New technologies hold the potential to revolutionize the way healthcare industry manage, secure, and share patient data. Artificial intelligence, telemedicine, blockchain, and the Internet of Things (IoT) are currently riding the hyped waves, but the industry is still not operationalizing the investments in this new data management strategy, although adoption is predicted to be swift and comprehensive.
Utilizing Blockchain Technology in today’s healthcare arrangement
The blockchain is said to be the most important creation for healthcare, since the advent of the Internet. The blockchain technology can be very useful to integrate healthcare information, which is currently scattered within the hands of multiple service providers. Since it is a distributed network, blockchain-based systems can be used in storing longitudinal patient histories that can be used by patients, healthcare organizations, and providers.
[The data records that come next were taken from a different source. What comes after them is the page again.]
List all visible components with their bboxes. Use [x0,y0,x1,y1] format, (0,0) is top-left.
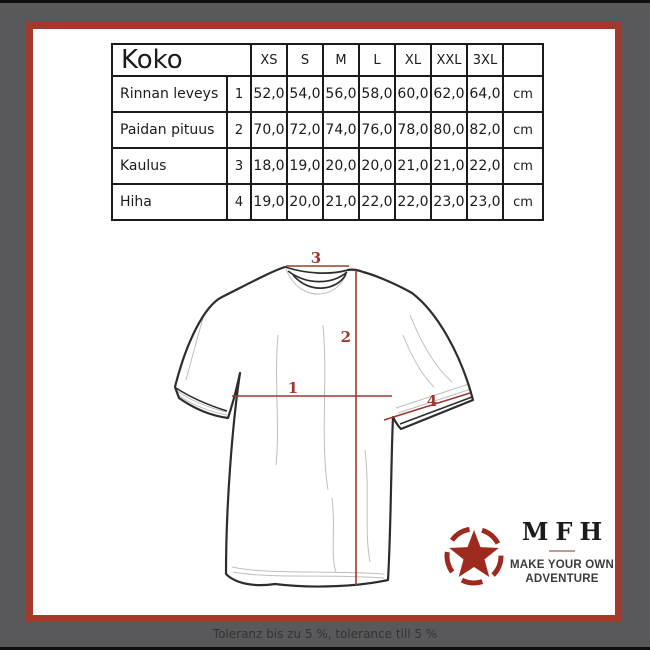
table-title: Koko [111,43,252,77]
tagline-line1: MAKE YOUR OWN [510,559,614,571]
size-value: 80,0 [430,111,468,149]
measure-label-collar: 3 [311,249,321,267]
size-value: 20,0 [286,183,324,221]
size-value: 74,0 [322,111,360,149]
mfh-logo: MFH MAKE YOUR OWN ADVENTURE [441,519,619,619]
measurement-label: Hiha [111,183,228,221]
size-value: 23,0 [430,183,468,221]
size-column-header: S [286,43,324,77]
shirt-outline [173,265,475,588]
size-table: Koko XS S M L XL XXL 3XL Rinnan leveys 1 52,0 54,0… [111,43,544,221]
size-column-header: XXL [430,43,468,77]
measurement-number: 1 [226,75,252,113]
unit-cell: cm [502,111,544,149]
measurement-label: Paidan pituus [111,111,228,149]
size-value: 19,0 [286,147,324,185]
size-value: 76,0 [358,111,396,149]
logo-text-block: MFH MAKE YOUR OWN ADVENTURE [505,519,619,586]
measurement-lines [232,265,471,585]
top-black-strip [0,0,650,3]
size-value: 62,0 [430,75,468,113]
measure-line-sleeve [383,392,471,421]
size-value: 72,0 [286,111,324,149]
size-value: 21,0 [322,183,360,221]
measure-label-length: 2 [341,328,351,346]
measurement-number: 2 [226,111,252,149]
table-row: Paidan pituus 2 70,0 72,0 74,0 76,0 78,0 80,0 82… [111,111,544,149]
collar-band [284,266,349,289]
size-value: 78,0 [394,111,432,149]
tshirt-measurement-diagram: 1 2 3 4 [173,249,475,588]
table-header-row: Koko XS S M L XL XXL 3XL [111,43,544,77]
measurement-label: Rinnan leveys [111,75,228,113]
size-value: 20,0 [358,147,396,185]
size-value: 60,0 [394,75,432,113]
size-value: 70,0 [250,111,288,149]
size-column-header: 3XL [466,43,504,77]
size-value: 22,0 [466,147,504,185]
unit-cell: cm [502,183,544,221]
table-body: Rinnan leveys 1 52,0 54,0 56,0 58,0 60,0 62,0 64… [111,75,544,221]
size-value: 20,0 [322,147,360,185]
size-column-header: XS [250,43,288,77]
size-value: 23,0 [466,183,504,221]
size-value: 18,0 [250,147,288,185]
table-row: Kaulus 3 18,0 19,0 20,0 20,0 21,0 21,0 22,0 cm [111,147,544,185]
logo-divider [549,550,575,552]
size-value: 64,0 [466,75,504,113]
measure-label-chest: 1 [288,379,298,397]
brand-name: MFH [521,517,610,546]
tagline-line2: ADVENTURE [525,573,599,585]
star-icon [444,526,504,586]
size-value: 22,0 [394,183,432,221]
size-value: 19,0 [250,183,288,221]
size-value: 21,0 [394,147,432,185]
measurement-number: 4 [226,183,252,221]
tolerance-note: Toleranz bis zu 5 %, tolerance till 5 % [212,627,438,641]
size-value: 54,0 [286,75,324,113]
size-column-header: L [358,43,396,77]
measurement-number: 3 [226,147,252,185]
size-value: 82,0 [466,111,504,149]
bottom-black-strip [0,647,650,650]
table-row: Rinnan leveys 1 52,0 54,0 56,0 58,0 60,0 62,0 64… [111,75,544,113]
cuff-band-lines [175,387,473,425]
size-value: 52,0 [250,75,288,113]
size-value: 22,0 [358,183,396,221]
unit-cell: cm [502,75,544,113]
size-value: 56,0 [322,75,360,113]
shirt-wrinkle-lines [176,268,472,579]
size-column-header: M [322,43,360,77]
unit-cell: cm [502,147,544,185]
size-column-header: XL [394,43,432,77]
measurement-label: Kaulus [111,147,228,185]
size-chart-card: Koko XS S M L XL XXL 3XL Rinnan leveys 1 52,0 54,0… [26,22,622,622]
size-value: 21,0 [430,147,468,185]
measure-label-sleeve: 4 [427,392,437,410]
unit-column-header [502,43,544,77]
table-row: Hiha 4 19,0 20,0 21,0 22,0 22,0 23,0 23,0 cm [111,183,544,221]
size-value: 58,0 [358,75,396,113]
One of its major advantages is Interoperability among various organizations and healthcare providers. Blockchains can result in improved data integration, decentralization, reduced transactional costs, delivering precision medicine, improving patient care and outcomes, and the connecting Electronic Health Records (EHR) across the system. By combining these functions, blockchain can result in real-time Patient Monitoring with reduced cost. Utilizing an updated patient database, healthcare providers, and a range of intermediaries can quickly access patient records across all healthcare systems which improves the collaboration between different health institutions.
Blockchains can become the base for reliable Health Information Exchange (HIE) and Integrating the Health care Enterprise (IHE). The ability to connect the system across utilities such as insurance companies, financial and operational services, revenue cycles & supply chains, and back-office data input can significantly reduce the maintenance costs. Data accuracy and security are added benefits.
Blockchain technology could be a boon in emergency situations like the COVID-19 pandemic, as hospitals can easily access data rather than collect medical histories from individual patients.
Improving patient’s hold on health data
In a blockchain, every individual in the community holds its own local copy of the shared database. When any single individual wishes to make a change to that database, the potential edit must meet a series of cryptographic criteria, that confirms the identity of the individual making the change. Every member of the community must authorize the edit before it can be confirmed, then only a local copy of the shared database is changed to reflect the activity.
If the database contains information from patient’s medical health record, then that patient could be put in complete control of who can access the record and who can make changes. Using a private blockchain, the patient could monitor the accuracy of edits such as new diagnoses, refills, and others. Patients can even limit which healthcare providers are allowed to access sensitive information such as mental health data. The patients could also receive automated notifications, whenever a provider seeks permission to access or edit a certain piece of health information in the database. This particular feature gives more control to patients over how, when, and for what purpose their data is edited or shared. Since blockchain edits include detailed timestamps, patients could potentially view all activity on their account from a single location, preventing confusion over conflicts and creating more accountability across the healthcare spectrum.
With the help of blockchain, patients become more engaged and proactive, as they take charge of their own care.
Improving Care Coordination
Healthcare providers will be able to benefit from a trusted, and united view of an improvised database shared across the care team. As providers are in dire need of data management tools that can help rather than hinder the care coordination process, blockchain could be their answer, if an individual’s records were centralized within a blockchain-based care management platform, both patients and providers could work together to synchronize the efforts of a core team with members operating at multiple facilities.
Patients would no longer have to carry a bunch of files back and forth between multiple appointments or from one specialist to another. Instead, with the use of blockchain technology providers can collaborate with one another more directly, while still leaving the ultimate authority for changes or edits in the patient’s hands.
Addressing Patient’s Safety
Medication understanding is one of the most difficult of patient management tasks. Even when patients can accurately remember all of their medications, errors in medication lists are startlingly common. Blockchain could again be used for centralized approval, to address this critical issue of patient’s safety. If one provider writes a prescription that is similar to the recommendations of another provider, then the blockchain could flag the duplication notify the patient to prevent from doubling up on the same medication.
The increasing demand for healthcare services and the integrated care delivery system has risen the need for an information management system which does not depend on middlemen. The blockchain has already started to deliver on these promises and its robustness and security show immense potential to boost healthcare performance in the near future. The advantages are already showing the enhancement in the quality of care with reduced the costs of delivery.